The Southport stabbings – and echoes of Dunblane

This is going to be a difficult post to write. The stabbing of young children at a summer holiday dance class in the tucked-away seaside town of Southport in the north of England last week was truly shocking. Three young children killed, others seriously injured. For days, everyone was talking about it. Trying to make sense of it. Not on the scale of some of the school shootings in the US, but heart-rending all the same.

From my viewing and reading, it was clear that the UK media reacted quickly to the breaking story. The main evening TV news programmes were presented from the police barrier just up the road from where the killings had taken place. The British newspaper front pages also caught the mood of the country. The Guardian, ‘You can’t help but cry’. The Express, “Why were they taken from us?”. I think that the coverage on the day was, in general, sensitive and measured. It then developed into a more complicated story, of course, as the killings became embroiled in the UK migration and immigration debate, and led to street violence and riots in Southport and other British towns and cities.
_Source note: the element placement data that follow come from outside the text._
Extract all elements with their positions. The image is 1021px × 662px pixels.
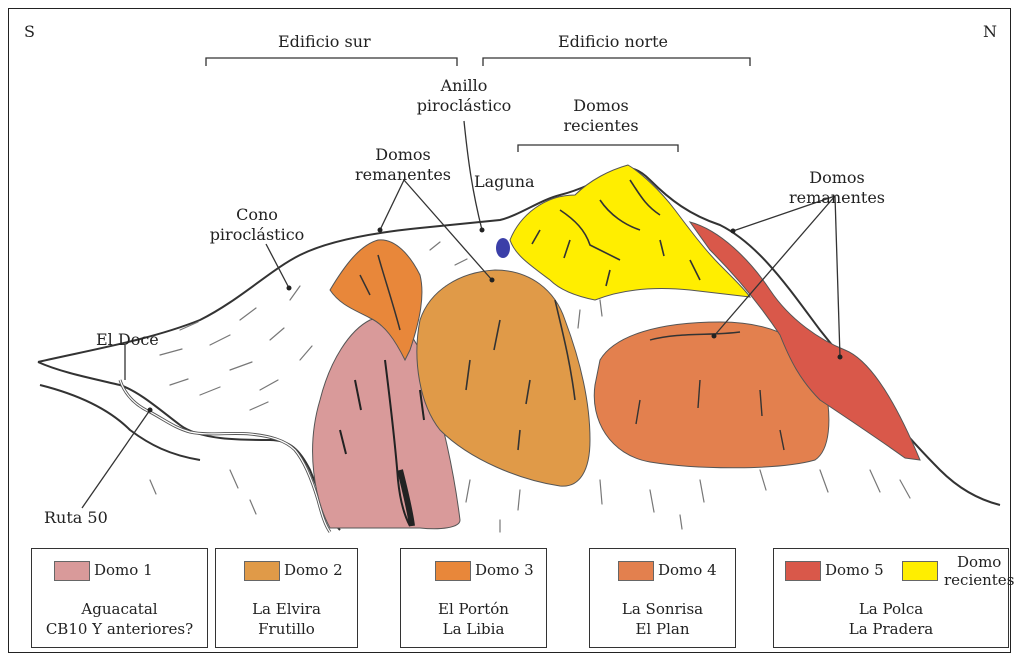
cono-piroclastico-label: Cono piroclástico — [202, 205, 312, 245]
laguna-label: Laguna — [474, 172, 535, 192]
domo-5-name: Domo 5 — [825, 561, 884, 579]
domos-recientes-label: Domos recientes — [546, 96, 656, 136]
south-label: S — [24, 22, 35, 42]
domo-4-swatch — [618, 561, 654, 581]
anillo-piroclastico-label: Anillo piroclástico — [404, 76, 524, 116]
edificio-norte-label: Edificio norte — [558, 32, 668, 52]
domos-recientes-swatch — [902, 561, 938, 581]
bracket-edificio-sur — [206, 58, 457, 66]
domo-4-name: Domo 4 — [658, 561, 717, 579]
domo-3-name: Domo 3 — [475, 561, 534, 579]
domos-remanentes-right-label: Domos remanentes — [782, 168, 892, 208]
edificio-sur-label: Edificio sur — [278, 32, 371, 52]
ruta-50-label: Ruta 50 — [44, 508, 108, 528]
bracket-edificio-norte — [483, 58, 750, 66]
domo-3-swatch — [435, 561, 471, 581]
domo-2-swatch — [244, 561, 280, 581]
el-doce-label: El Doce — [96, 330, 159, 350]
domo-1-swatch — [54, 561, 90, 581]
north-label: N — [983, 22, 997, 42]
domo-2-name: Domo 2 — [284, 561, 343, 579]
domos-remanentes-left-label: Domos remanentes — [348, 145, 458, 185]
domos-recientes-name: Domo recientes — [944, 553, 1014, 589]
domo-5-swatch — [785, 561, 821, 581]
laguna-water — [496, 238, 510, 258]
domo-1-name: Domo 1 — [94, 561, 153, 579]
bracket-domos-recientes — [518, 145, 678, 152]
But staying with the original news of the stabbings, there’s no doubt, in my mind, that events like that are acutely difficult to cover when they first break. Getting the right balance between reporting and intrusion is challenging. It’s a fine line. I know this from first-hand experience.

Dunblane – 1996

On Wednesday, March 13th 1996, I was nine months into my new job as Editor of what we then called ITN News on ITV. I can remember standing in the middle of the newsroom in London, chatting to colleagues, at about 10.30am. The cycle of morning news meetings had ended. The ITN1 machine was quietly ticking over, with the teams getting TV packages and interviews sorted out for the day’s bulletins, the Lunchtime News, the Early Evening News, and the much-watched and respected News at Ten.

But all that changed in an instant. A Press Association flash alert appeared on the newsroom monitors, of a shooting in a school at a small Scottish town called Dunblane. The newsroom abruptly swung into action – assigning reporters, crews, and edit and links trucks to the breaking story.

By the end of that day in March 1996, we knew that it had been the UK’s deadliest mass shooting – the killing of 16 young children and their teacher in a small-town primary school. I remember Trevor McDonald reading out the ‘bongs’ of News at Ten that night. His first headline: “The class that died, massacred by a crazed gunman”. 

Filming

Five months later in August 1996, at the annual Edinburgh TV festival, I was on a panel discussing the way the media had reacted to the story. I was involved in two points of discussion.

Firstly, were we right on ITV to include a sequence of images of parents and local residents gathering to hear news about what had happened?

On News at Ten, the video was part of the ‘lead story’ package by one of our top reporters, Colin Baker. It was a powerful report, and won several awards at the following year’s Royal Television Society annual news event. Colin let the pictures of Dunblane tell the story. His script was calmly delivered, but had immense impact. Over a picture of parents being reunited with their children, he wrote movingly: “These are the ones tonight who may give thanks. Evil touched them, but just brushed past”.

Colin Baker’s piece to camera in Dunblane in March 1996. Image: ITN

I recently spoke to Colin about the coverage. He said the journalists and crews in Dunblane were all, understandably, deeply shocked by the event, and it was an emotionally draining story to cover.

All these years later, I think we were right to show what were carefully selected pictures of the scenes on the public road outside the school – the images matched the harrowing nature of the story. I still feel that it would have been wrong to mask or dilute what actually happened on that dreadful day.

Too many journalists?

The second issue of debate at Edinburgh in 1996 was whether there were too many press and TV journalists and crews in the small town of Dunblane in the days after the killings – and whether they were too persistent in trying to get interviews and exclusives. One report said there were about 600 journalists, crews and other media staff in a town of 7,000. It didn’t help that links and satellite vans were a lot larger in the 1990s than they are these days, and used more staff to operate them.

At the Edinburgh TV event, Pat Greenhill, a spokesperson for the Dunblane community, said that she was swamped by media demands. Certainly, in the days after the shootings, we became aware that the intense worldwide journalistic attention on the town was indeed starting to cause local resentment. In the end, all media organisations, print, radio and TV, voluntarily agreed to pull out of Dunblane after 5 days, from the Sunday after the killings. Pat Greenhill praised that decision at the Edinburgh discussion.

Southport seems to be different, interestingly. The TV crews and journalists are still there, well after the event. It’s a much bigger town than Dunblane, of course. But I do wonder whether in the mobile era we are just all used to having cameras photographing and filming us?

Social Media

Of course, what was massively different from Southport compared to Dunblane in 1996 was the dramatic role last week of social media, and how it helped stir up riots and violent protests in UK towns and cities.

Last Thursday, Prime Minister Sir Keir Starmer said he wants the British government to work with tech firms to tackle online misinformation. This is clearly easier said than done. I will be interested to see in the coming months how the British government follows up on that ambitious statement.